Он ожидал, что они приедут на другой

день к завтраку, – и действительно – звонок… но приятельница покойной особы стояла на пороге одна (протягивая костлявые руки и недобросовестно пользуясь сильным насморком для нужд наглядного соболезнования): ни муж, ни «сиротка», оба лежавшие с гриппом, не могли приехать. Его разочарование сгладилось мыслью, что так правильно – не надо портить: присутствие девочки в этом сочетании траурных помех было бы столь же мучительно, как был ее приезд на свадьбу, и гораздо разумнее в течение ближайших дней покончить со всеми формальностями и основательно подготовить отчетливый прыжок в полную безопасность. Раздражало только, что «оба»: связь болезни (словно в одной постели), связь заразы (может быть, этот пошляк, поднимаясь за ней по крутой лестнице, любил лапать за голые ляжки).

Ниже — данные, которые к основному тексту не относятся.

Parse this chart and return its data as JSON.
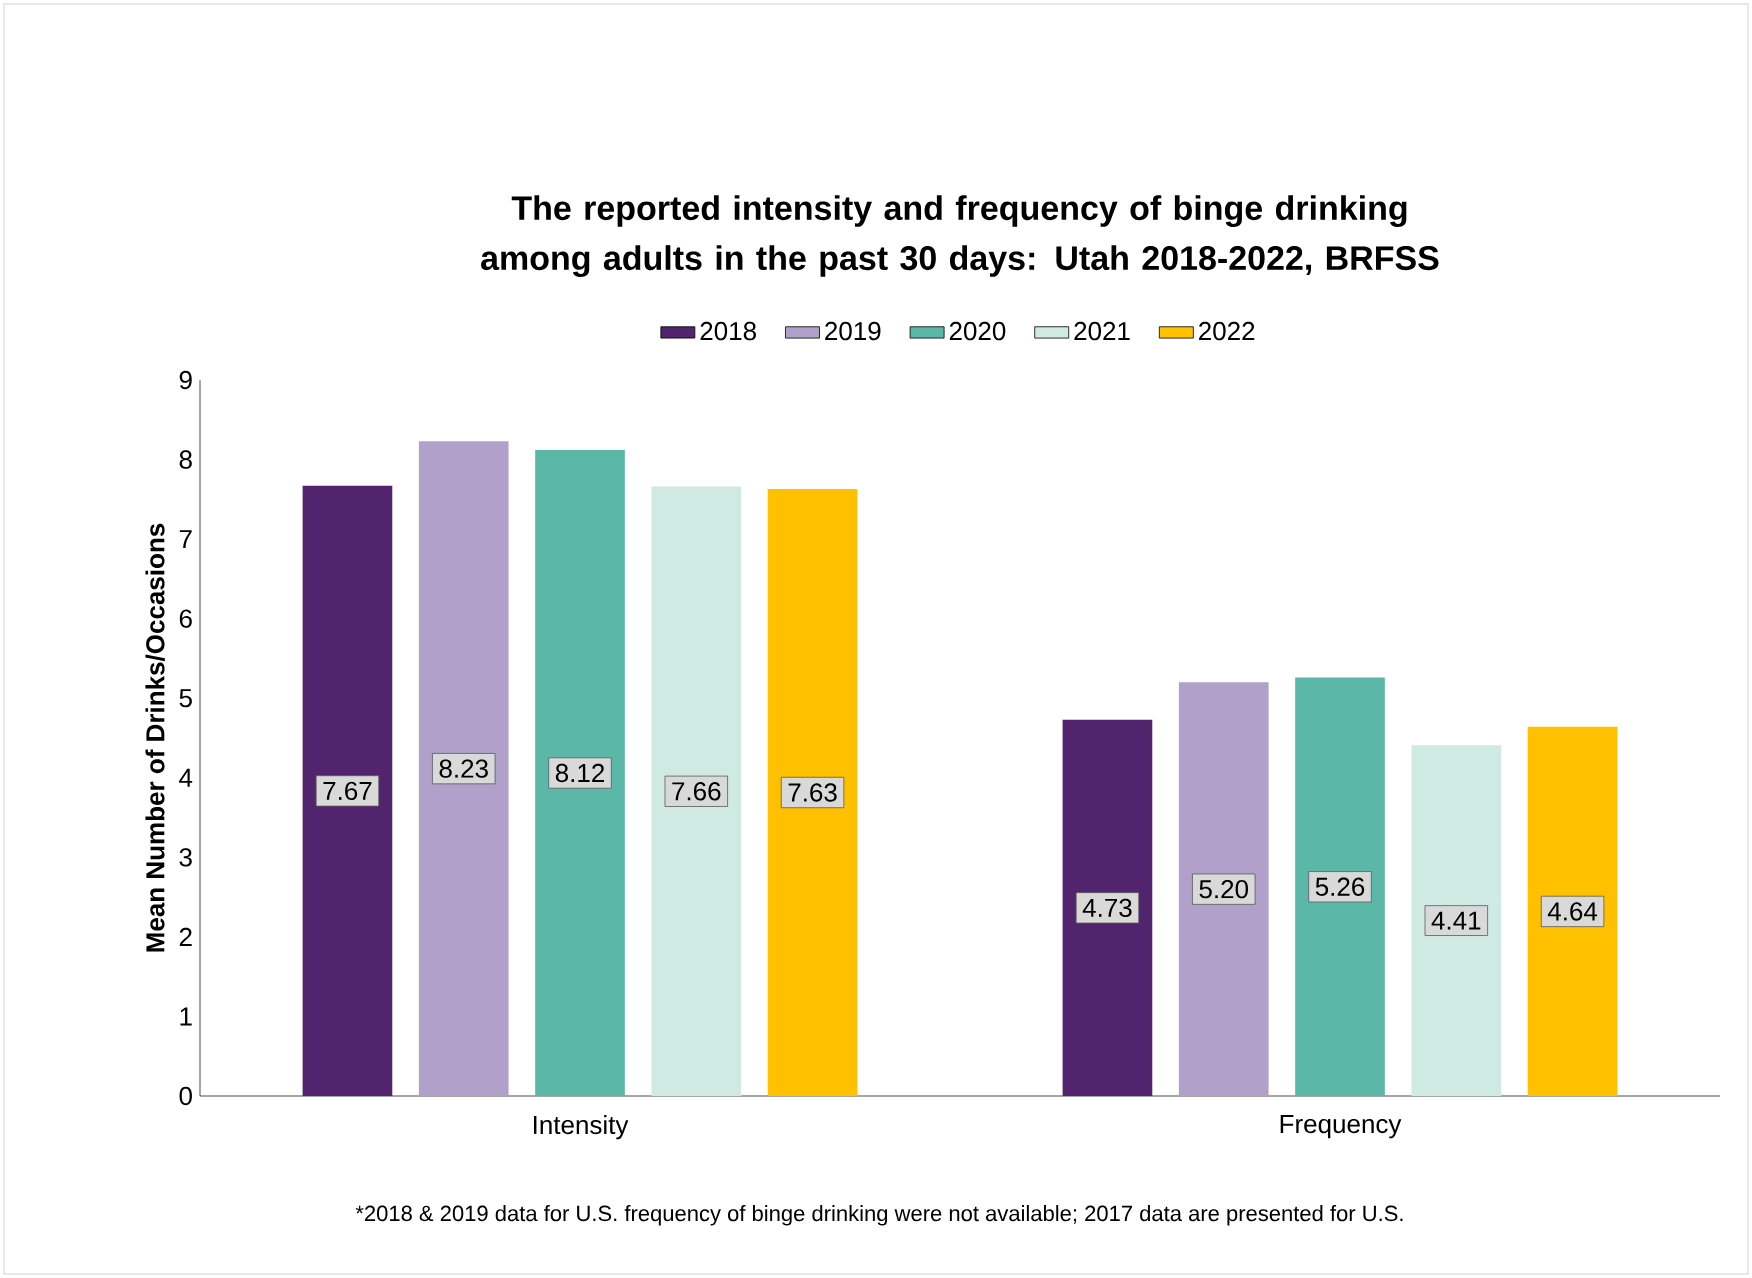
{
  "chart_data": {
    "type": "bar",
    "title": "The reported intensity and frequency of binge drinking among adults in the past 30 days: Utah 2018-2022, BRFSS",
    "ylabel": "Mean Number of Drinks/Occasions",
    "categories": [
      "Intensity",
      "Frequency"
    ],
    "series": [
      {
        "name": "2018",
        "color": "#52246e",
        "values": [
          7.67,
          4.73
        ],
        "value_labels": [
          "7.67",
          "4.73"
        ]
      },
      {
        "name": "2019",
        "color": "#b1a0c9",
        "values": [
          8.23,
          5.2
        ],
        "value_labels": [
          "8.23",
          "5.20"
        ]
      },
      {
        "name": "2020",
        "color": "#5bb8a9",
        "values": [
          8.12,
          5.26
        ],
        "value_labels": [
          "8.12",
          "5.26"
        ]
      },
      {
        "name": "2021",
        "color": "#cfe9e3",
        "values": [
          7.66,
          4.41
        ],
        "value_labels": [
          "7.66",
          "4.41"
        ]
      },
      {
        "name": "2022",
        "color": "#ffc000",
        "values": [
          7.63,
          4.64
        ],
        "value_labels": [
          "7.63",
          "4.64"
        ]
      }
    ],
    "ylim": [
      0,
      9
    ],
    "yticks": [
      0,
      1,
      2,
      3,
      4,
      5,
      6,
      7,
      8,
      9
    ],
    "legend": "top",
    "annotations": [
      "*2018 & 2019 data for U.S. frequency of binge drinking were not available; 2017 data are presented for U.S."
    ]
  }
}
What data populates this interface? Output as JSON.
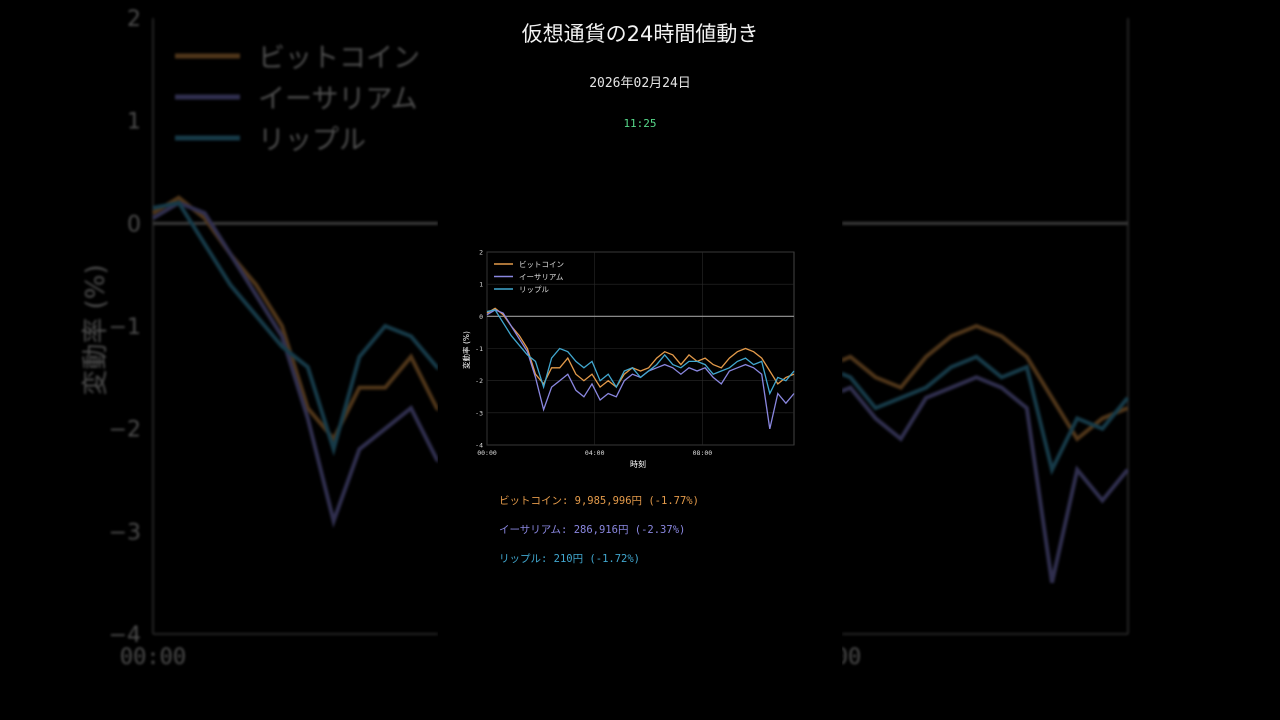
{
  "header": {
    "title": "仮想通貨の24時間値動き",
    "date": "2026年02月24日",
    "time": "11:25"
  },
  "prices": [
    {
      "name": "ビットコイン",
      "text": "ビットコイン: 9,985,996円 (-1.77%)",
      "color": "#e39a4a"
    },
    {
      "name": "イーサリアム",
      "text": "イーサリアム: 286,916円 (-2.37%)",
      "color": "#8a87e0"
    },
    {
      "name": "リップル",
      "text": "リップル: 210円 (-1.72%)",
      "color": "#41a7cf"
    }
  ],
  "background_axis": {
    "y_ticks": [
      "2",
      "1",
      "0",
      "−1",
      "−2",
      "−3",
      "−4"
    ],
    "x_tick": "00:00",
    "ylabel": "変動率 (%)",
    "x_tick_right": "00"
  },
  "chart_data": {
    "type": "line",
    "title": "",
    "xlabel": "時刻",
    "ylabel": "変動率 (%)",
    "ylim": [
      -4,
      2
    ],
    "xlim": [
      0,
      11.4
    ],
    "x_tick_labels": [
      "00:00",
      "04:00",
      "08:00"
    ],
    "x_tick_values": [
      0,
      4,
      8
    ],
    "y_tick_labels": [
      "2",
      "1",
      "0",
      "-1",
      "-2",
      "-3",
      "-4"
    ],
    "y_tick_values": [
      2,
      1,
      0,
      -1,
      -2,
      -3,
      -4
    ],
    "grid": true,
    "legend_placement": "top-left",
    "zero_line": true,
    "x": [
      0,
      0.3,
      0.6,
      0.9,
      1.2,
      1.5,
      1.8,
      2.1,
      2.4,
      2.7,
      3.0,
      3.3,
      3.6,
      3.9,
      4.2,
      4.5,
      4.8,
      5.1,
      5.4,
      5.7,
      6.0,
      6.3,
      6.6,
      6.9,
      7.2,
      7.5,
      7.8,
      8.1,
      8.4,
      8.7,
      9.0,
      9.3,
      9.6,
      9.9,
      10.2,
      10.5,
      10.8,
      11.1,
      11.4
    ],
    "series": [
      {
        "name": "ビットコイン",
        "color": "#e39a4a",
        "values": [
          0.1,
          0.25,
          0.05,
          -0.3,
          -0.6,
          -1.0,
          -1.8,
          -2.1,
          -1.6,
          -1.6,
          -1.3,
          -1.8,
          -2.0,
          -1.8,
          -2.2,
          -2.0,
          -2.2,
          -1.8,
          -1.6,
          -1.7,
          -1.6,
          -1.3,
          -1.1,
          -1.2,
          -1.5,
          -1.2,
          -1.4,
          -1.3,
          -1.5,
          -1.6,
          -1.3,
          -1.1,
          -1.0,
          -1.1,
          -1.3,
          -1.7,
          -2.1,
          -1.9,
          -1.8
        ]
      },
      {
        "name": "イーサリアム",
        "color": "#8a87e0",
        "values": [
          0.05,
          0.2,
          0.1,
          -0.3,
          -0.7,
          -1.1,
          -1.9,
          -2.9,
          -2.2,
          -2.0,
          -1.8,
          -2.3,
          -2.5,
          -2.1,
          -2.6,
          -2.4,
          -2.5,
          -2.0,
          -1.8,
          -1.9,
          -1.7,
          -1.6,
          -1.5,
          -1.6,
          -1.8,
          -1.6,
          -1.7,
          -1.6,
          -1.9,
          -2.1,
          -1.7,
          -1.6,
          -1.5,
          -1.6,
          -1.8,
          -3.5,
          -2.4,
          -2.7,
          -2.4
        ]
      },
      {
        "name": "リップル",
        "color": "#41a7cf",
        "values": [
          0.15,
          0.2,
          -0.2,
          -0.6,
          -0.9,
          -1.2,
          -1.4,
          -2.2,
          -1.3,
          -1.0,
          -1.1,
          -1.4,
          -1.6,
          -1.4,
          -2.0,
          -1.8,
          -2.2,
          -1.7,
          -1.6,
          -1.9,
          -1.7,
          -1.5,
          -1.2,
          -1.5,
          -1.6,
          -1.4,
          -1.4,
          -1.5,
          -1.8,
          -1.7,
          -1.6,
          -1.4,
          -1.3,
          -1.5,
          -1.4,
          -2.4,
          -1.9,
          -2.0,
          -1.7
        ]
      }
    ]
  }
}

Изображая совершенное оцепенение – что было проще всего, как знают и уголовные, – он сидел одеревеневшим вдовцом, опустив увеличившиеся руки, чуть шевеля губами в ответ на совет облегчить запор горя слезами, и смотрел мутным глазом, как она сморкается (тройственный союз – это лучше), и когда, рассеянно, но жадно занимаясь ветчиной, она говорила такие вещи, как: «По крайней мере, не долго страдала» или: «Слава богу, что в беспамятстве», сгущенно подразумевая, что страдания и сон суть естественный удел человека и что у червей добрые личики, а что главное плавание на спине происходит в блаженной стратосфере, он едва не ответил ей, что сама по себе смерть всегда была и будет похабной дурой, да вовремя сообразил, что его утешительница может неприятно усомниться в его способности дать отроковице религиозно-нравственное воспитание.

На похоронах народу было совсем мало (но почему-то явился один из его прежних полуприятелей – золотых дел мастер с женой), и потом, в обратном автомобиле, полная дама (бывшая также на его шутовской свадьбе) говорила ему, участливо, но и внушительно (он сидел, головы не поднимая – голова от езды колебалась), что теперь-то, по крайней мере, ненормальное положение ребенка должно измениться (приятельница бывшей особы притворялась, что смотрит на улицу) и что в отеческой заботе он непременно найдет должное утешение, а другая (бесконечно отдаленная родственница покойной) вмешалась и сказала: «Девчонка-то прехорошенькая! Придется вам смотреть в оба – и так уже не по летам крупненькая, а годика через три так и будут липнуть молодые люди – забот не оберетесь», – и он про себя хохотал, хохотал на пуховиках счастья.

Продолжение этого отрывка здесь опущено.